- Geographic distribution: Burma, Bangladesh
- Linguistic classification: Sino-TibetanCentral Tibeto-Burman?Sal?Mruic; ; ;
- Subdivisions: Mru; Anu-Hkongso;

Language codes
- Glottolog: mrui1235

= Mruic languages =

Small group of Sino-Tibetan languages

Mruic or Mru–Hkongso is a small group of Sino-Tibetan languages consisting of two languages, Mru and Anu-Hkongso. Their relationship within Sino-Tibetan is unclear.

Peterson & Wright (2009) proposed the name Mru–Hkongso. DeLancey (2021) also uses the name Mru–Hkongso.

==Classification==
Matisoff (2015) classifies Mru as part of the Northeast Indian areal group, a linkage that includes Tani, Deng (Digaro), "Kuki-Chin–Naga", Meithei, Mikir, and Sal.

On the other hand, Bradley (1997) classifies Mru as part of Lolo-Burmese, based on Löffler's (1966) observations that Mru shares many phonological and lexical resemblances with Lolo-Burmese.

The Mru-Hkongso group was first proposed by Peterson & Wright (2009), who do not consider it to be a subgroup of Lolo-Burmese.

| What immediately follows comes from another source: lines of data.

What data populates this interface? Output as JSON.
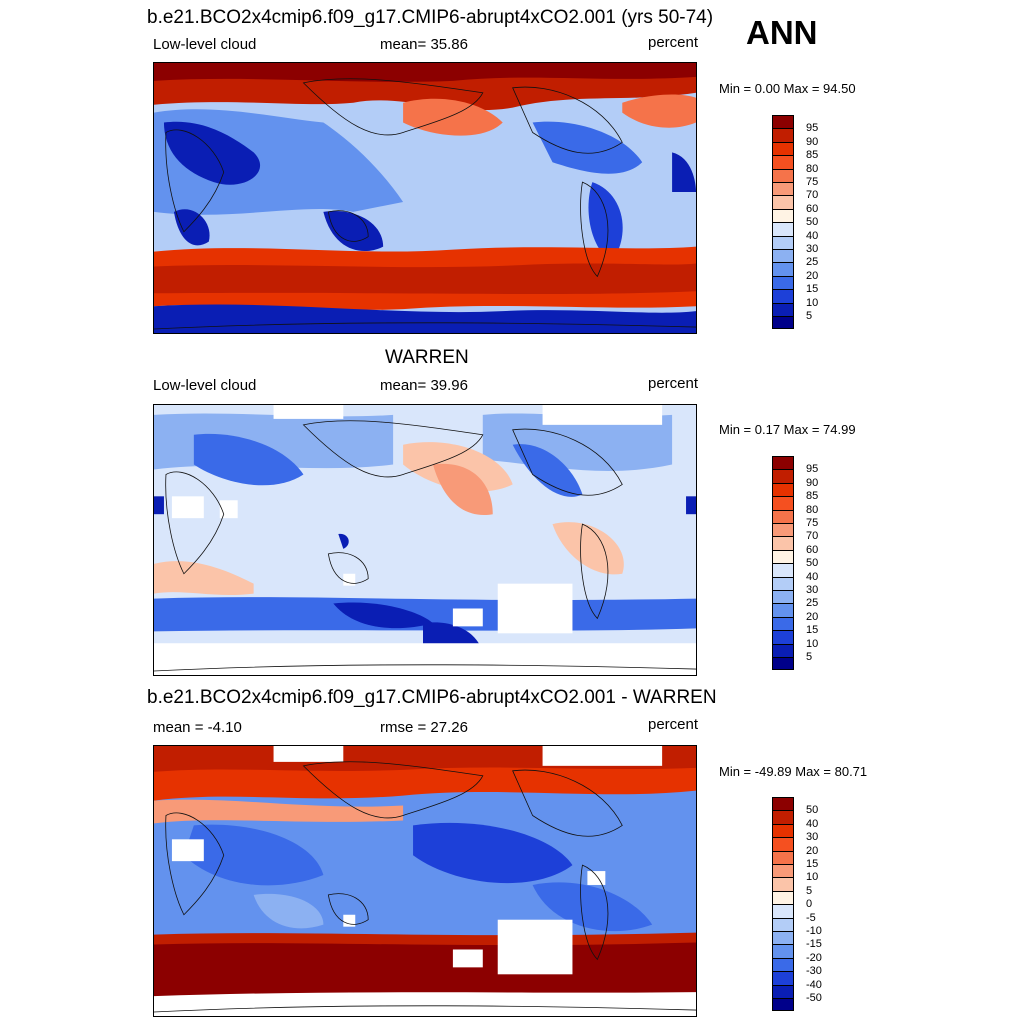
{
  "season": "ANN",
  "panels": [
    {
      "title": "b.e21.BCO2x4cmip6.f09_g17.CMIP6-abrupt4xCO2.001 (yrs 50-74)",
      "left_label": "Low-level cloud",
      "center_label": "mean=  35.86",
      "units": "percent",
      "minmax": "Min =   0.00 Max =  94.50",
      "colorbar": {
        "labels": [
          "95",
          "90",
          "85",
          "80",
          "75",
          "70",
          "60",
          "50",
          "40",
          "30",
          "25",
          "20",
          "15",
          "10",
          "5"
        ],
        "colors": [
          "#8c0000",
          "#c11e00",
          "#e63200",
          "#f55020",
          "#f5734a",
          "#f89a78",
          "#fbc4a9",
          "#fff3e4",
          "#d9e6fb",
          "#b3cdf7",
          "#8cb1f2",
          "#6392ee",
          "#3a6ae8",
          "#1d40d8",
          "#0a1eb4",
          "#00008a"
        ]
      }
    },
    {
      "title": "WARREN",
      "left_label": "Low-level cloud",
      "center_label": "mean=  39.96",
      "units": "percent",
      "minmax": "Min =   0.17 Max =  74.99",
      "colorbar": {
        "labels": [
          "95",
          "90",
          "85",
          "80",
          "75",
          "70",
          "60",
          "50",
          "40",
          "30",
          "25",
          "20",
          "15",
          "10",
          "5"
        ],
        "colors": [
          "#8c0000",
          "#c11e00",
          "#e63200",
          "#f55020",
          "#f5734a",
          "#f89a78",
          "#fbc4a9",
          "#fff3e4",
          "#d9e6fb",
          "#b3cdf7",
          "#8cb1f2",
          "#6392ee",
          "#3a6ae8",
          "#1d40d8",
          "#0a1eb4",
          "#00008a"
        ]
      }
    },
    {
      "title": "b.e21.BCO2x4cmip6.f09_g17.CMIP6-abrupt4xCO2.001 - WARREN",
      "left_label": "mean =  -4.10",
      "center_label": "rmse =  27.26",
      "units": "percent",
      "minmax": "Min = -49.89 Max =  80.71",
      "colorbar": {
        "labels": [
          "50",
          "40",
          "30",
          "20",
          "15",
          "10",
          "5",
          "0",
          "-5",
          "-10",
          "-15",
          "-20",
          "-30",
          "-40",
          "-50"
        ],
        "colors": [
          "#8c0000",
          "#c11e00",
          "#e63200",
          "#f55020",
          "#f5734a",
          "#f89a78",
          "#fbc4a9",
          "#fff3e4",
          "#d9e6fb",
          "#b3cdf7",
          "#8cb1f2",
          "#6392ee",
          "#3a6ae8",
          "#1d40d8",
          "#0a1eb4",
          "#00008a"
        ]
      }
    }
  ]
}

Peterson (2017:205) notes that Mru and Hkongso do not have any features characteristic of Kuki-Chin languages that have been identified by VanBik (2009), including lack of the sound change Proto-Tibeto-Burman *s > tʰ, lack of Kuki-Chin-type verb stem alternation, and lack of the singular first person pronoun (1.) *kaj which is present in most Kuki-Chin languages.

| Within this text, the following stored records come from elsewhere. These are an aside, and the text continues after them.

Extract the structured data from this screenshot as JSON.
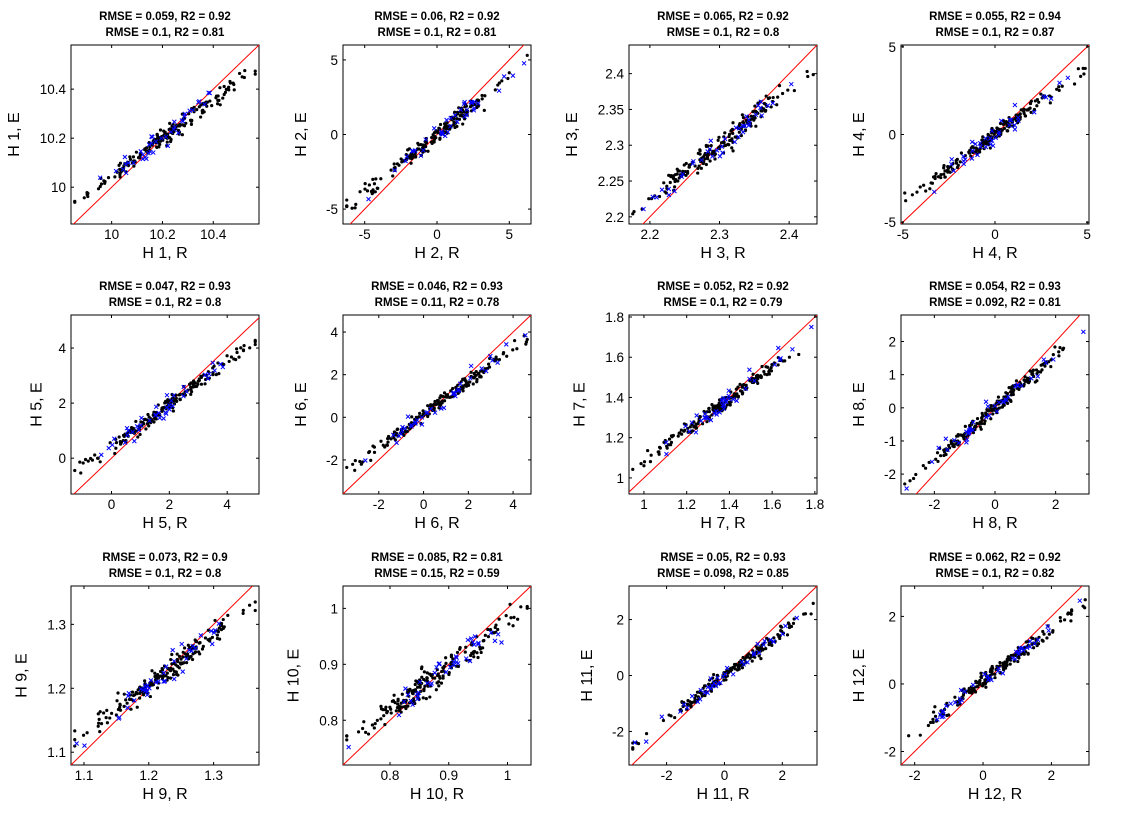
{
  "chart_data": [
    {
      "type": "scatter",
      "title": [
        "RMSE = 0.059, R2 = 0.92",
        "RMSE = 0.1, R2 = 0.81"
      ],
      "xlabel": "H 1, R",
      "ylabel": "H 1, E",
      "xlim": [
        9.84,
        10.58
      ],
      "ylim": [
        9.85,
        10.58
      ],
      "xticks": [
        10,
        10.2,
        10.4
      ],
      "yticks": [
        10,
        10.2,
        10.4
      ],
      "xtick_labels": [
        "10",
        "10.2",
        "10.4"
      ],
      "ytick_labels": [
        "10",
        "10.2",
        "10.4"
      ],
      "n_black": 185,
      "n_blue": 40,
      "black_spread": 0.022,
      "blue_spread": 0.03,
      "diag_range": [
        9.84,
        10.58
      ]
    },
    {
      "type": "scatter",
      "title": [
        "RMSE = 0.06, R2 = 0.92",
        "RMSE = 0.1, R2 = 0.81"
      ],
      "xlabel": "H 2, R",
      "ylabel": "H 2, E",
      "xlim": [
        -6.5,
        6.5
      ],
      "ylim": [
        -6,
        6
      ],
      "xticks": [
        -5,
        0,
        5
      ],
      "yticks": [
        -5,
        0,
        5
      ],
      "xtick_labels": [
        "-5",
        "0",
        "5"
      ],
      "ytick_labels": [
        "-5",
        "0",
        "5"
      ],
      "n_black": 185,
      "n_blue": 40,
      "black_spread": 0.022,
      "blue_spread": 0.03,
      "diag_range": [
        -6.5,
        6.5
      ]
    },
    {
      "type": "scatter",
      "title": [
        "RMSE = 0.065, R2 = 0.92",
        "RMSE = 0.1, R2 = 0.8"
      ],
      "xlabel": "H 3, R",
      "ylabel": "H 3, E",
      "xlim": [
        2.17,
        2.44
      ],
      "ylim": [
        2.19,
        2.44
      ],
      "xticks": [
        2.2,
        2.3,
        2.4
      ],
      "yticks": [
        2.2,
        2.25,
        2.3,
        2.35,
        2.4
      ],
      "xtick_labels": [
        "2.2",
        "2.3",
        "2.4"
      ],
      "ytick_labels": [
        "2.2",
        "2.25",
        "2.3",
        "2.35",
        "2.4"
      ],
      "n_black": 185,
      "n_blue": 40,
      "black_spread": 0.03,
      "blue_spread": 0.035,
      "diag_range": [
        2.17,
        2.44
      ]
    },
    {
      "type": "scatter",
      "title": [
        "RMSE = 0.055, R2 = 0.94",
        "RMSE = 0.1, R2 = 0.87"
      ],
      "xlabel": "H 4, R",
      "ylabel": "H 4, E",
      "xlim": [
        -5.1,
        5.1
      ],
      "ylim": [
        -5.1,
        5.1
      ],
      "xticks": [
        -5,
        0,
        5
      ],
      "yticks": [
        -5,
        0,
        5
      ],
      "xtick_labels": [
        "-5",
        "0",
        "5"
      ],
      "ytick_labels": [
        "-5",
        "0",
        "5"
      ],
      "n_black": 185,
      "n_blue": 40,
      "black_spread": 0.022,
      "blue_spread": 0.03,
      "diag_range": [
        -5.1,
        5.1
      ]
    },
    {
      "type": "scatter",
      "title": [
        "RMSE = 0.047, R2 = 0.93",
        "RMSE = 0.1, R2 = 0.8"
      ],
      "xlabel": "H 5, R",
      "ylabel": "H 5, E",
      "xlim": [
        -1.4,
        5.1
      ],
      "ylim": [
        -1.3,
        5.2
      ],
      "xticks": [
        0,
        2,
        4
      ],
      "yticks": [
        0,
        2,
        4
      ],
      "xtick_labels": [
        "0",
        "2",
        "4"
      ],
      "ytick_labels": [
        "0",
        "2",
        "4"
      ],
      "n_black": 185,
      "n_blue": 40,
      "black_spread": 0.02,
      "blue_spread": 0.028,
      "diag_range": [
        -1.4,
        5.1
      ]
    },
    {
      "type": "scatter",
      "title": [
        "RMSE = 0.046, R2 = 0.93",
        "RMSE = 0.11, R2 = 0.78"
      ],
      "xlabel": "H 6, R",
      "ylabel": "H 6, E",
      "xlim": [
        -3.6,
        4.8
      ],
      "ylim": [
        -3.6,
        4.8
      ],
      "xticks": [
        -2,
        0,
        2,
        4
      ],
      "yticks": [
        -2,
        0,
        2,
        4
      ],
      "xtick_labels": [
        "-2",
        "0",
        "2",
        "4"
      ],
      "ytick_labels": [
        "-2",
        "0",
        "2",
        "4"
      ],
      "n_black": 185,
      "n_blue": 40,
      "black_spread": 0.02,
      "blue_spread": 0.03,
      "diag_range": [
        -3.6,
        4.8
      ]
    },
    {
      "type": "scatter",
      "title": [
        "RMSE = 0.052, R2 = 0.92",
        "RMSE = 0.1, R2 = 0.79"
      ],
      "xlabel": "H 7, R",
      "ylabel": "H 7, E",
      "xlim": [
        0.93,
        1.81
      ],
      "ylim": [
        0.92,
        1.81
      ],
      "xticks": [
        1,
        1.2,
        1.4,
        1.6,
        1.8
      ],
      "yticks": [
        1,
        1.2,
        1.4,
        1.6,
        1.8
      ],
      "xtick_labels": [
        "1",
        "1.2",
        "1.4",
        "1.6",
        "1.8"
      ],
      "ytick_labels": [
        "1",
        "1.2",
        "1.4",
        "1.6",
        "1.8"
      ],
      "n_black": 185,
      "n_blue": 40,
      "black_spread": 0.02,
      "blue_spread": 0.03,
      "diag_range": [
        0.93,
        1.81
      ]
    },
    {
      "type": "scatter",
      "title": [
        "RMSE = 0.054, R2 = 0.93",
        "RMSE = 0.092, R2 = 0.81"
      ],
      "xlabel": "H 8, R",
      "ylabel": "H 8, E",
      "xlim": [
        -3.1,
        3.1
      ],
      "ylim": [
        -2.6,
        2.8
      ],
      "xticks": [
        -2,
        0,
        2
      ],
      "yticks": [
        -2,
        -1,
        0,
        1,
        2
      ],
      "xtick_labels": [
        "-2",
        "0",
        "2"
      ],
      "ytick_labels": [
        "-2",
        "-1",
        "0",
        "1",
        "2"
      ],
      "n_black": 185,
      "n_blue": 40,
      "black_spread": 0.022,
      "blue_spread": 0.03,
      "diag_range": [
        -3.1,
        3.1
      ]
    },
    {
      "type": "scatter",
      "title": [
        "RMSE = 0.073, R2 = 0.9",
        "RMSE = 0.1, R2 = 0.8"
      ],
      "xlabel": "H 9, R",
      "ylabel": "H 9, E",
      "xlim": [
        1.08,
        1.37
      ],
      "ylim": [
        1.08,
        1.36
      ],
      "xticks": [
        1.1,
        1.2,
        1.3
      ],
      "yticks": [
        1.1,
        1.2,
        1.3
      ],
      "xtick_labels": [
        "1.1",
        "1.2",
        "1.3"
      ],
      "ytick_labels": [
        "1.1",
        "1.2",
        "1.3"
      ],
      "n_black": 185,
      "n_blue": 40,
      "black_spread": 0.03,
      "blue_spread": 0.035,
      "diag_range": [
        1.08,
        1.37
      ]
    },
    {
      "type": "scatter",
      "title": [
        "RMSE = 0.085, R2 = 0.81",
        "RMSE = 0.15, R2 = 0.59"
      ],
      "xlabel": "H 10, R",
      "ylabel": "H 10, E",
      "xlim": [
        0.72,
        1.04
      ],
      "ylim": [
        0.72,
        1.04
      ],
      "xticks": [
        0.8,
        0.9,
        1
      ],
      "yticks": [
        0.8,
        0.9,
        1
      ],
      "xtick_labels": [
        "0.8",
        "0.9",
        "1"
      ],
      "ytick_labels": [
        "0.8",
        "0.9",
        "1"
      ],
      "n_black": 185,
      "n_blue": 40,
      "black_spread": 0.035,
      "blue_spread": 0.045,
      "diag_range": [
        0.72,
        1.04
      ]
    },
    {
      "type": "scatter",
      "title": [
        "RMSE = 0.05, R2 = 0.93",
        "RMSE = 0.098, R2 = 0.85"
      ],
      "xlabel": "H 11, R",
      "ylabel": "H 11, E",
      "xlim": [
        -3.3,
        3.2
      ],
      "ylim": [
        -3.2,
        3.2
      ],
      "xticks": [
        -2,
        0,
        2
      ],
      "yticks": [
        -2,
        0,
        2
      ],
      "xtick_labels": [
        "-2",
        "0",
        "2"
      ],
      "ytick_labels": [
        "-2",
        "0",
        "2"
      ],
      "n_black": 185,
      "n_blue": 40,
      "black_spread": 0.018,
      "blue_spread": 0.025,
      "diag_range": [
        -3.3,
        3.2
      ]
    },
    {
      "type": "scatter",
      "title": [
        "RMSE = 0.062, R2 = 0.92",
        "RMSE = 0.1, R2 = 0.82"
      ],
      "xlabel": "H 12, R",
      "ylabel": "H 12, E",
      "xlim": [
        -2.4,
        3.1
      ],
      "ylim": [
        -2.4,
        2.9
      ],
      "xticks": [
        -2,
        0,
        2
      ],
      "yticks": [
        -2,
        0,
        2
      ],
      "xtick_labels": [
        "-2",
        "0",
        "2"
      ],
      "ytick_labels": [
        "-2",
        "0",
        "2"
      ],
      "n_black": 185,
      "n_blue": 40,
      "black_spread": 0.022,
      "blue_spread": 0.03,
      "diag_range": [
        -2.4,
        3.1
      ]
    }
  ],
  "colors": {
    "train_points": "#000000",
    "test_points": "#0000ff",
    "diagonal": "#ff0000",
    "axes": "#000000",
    "background": "#ffffff"
  }
}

Peterson (2009) considers Mru-Hkongso to be a separate Tibeto-Burman branch, and notes the following similarities between Mru-Hkongso and Bodo–Garo languages.
- Bodo–Garo *=kho 'accusative'; Mru =k(öj) 'accusative' (Hkongso locative =ko)
- Bodo–Garo *=ba ‘also’; Mru-Hkongso =pö ‘also’
- Bodo–Garo *–ram 'locative nominalizer'; Mru –ram 'locative nominalizer'
- Bodo–Garo *=gVn 'future marker'; Mru –köm ~ kön 'irrealis marker' (Hkongso ham)
- Bodo–Garo *–(k)ha 'past marker'; Mru –khaj ~ -hö 'past marker' (Hkongso kö ?)
- Bodo–Garo *–dV 'imperative marker'; Mru –diö 'imperative marker' (Hkongso de)

Peterson (2009) considers the similarities with Bodo–Garo to be due to the possible early split of Mruic from a Tibeto-Burman branch that included Bodo–Garo (see also Central Tibeto-Burman languages and Sal languages).

==Grammar==
Both Mru and Hkongso display SVO (subject-verb-object) order instead of the SOV word order typical of most Tibeto-Burman languages. Bai, Sinitic, and Karenic are the only other Sino-Tibetan language branches with primarily verb-medial (SVO) word order.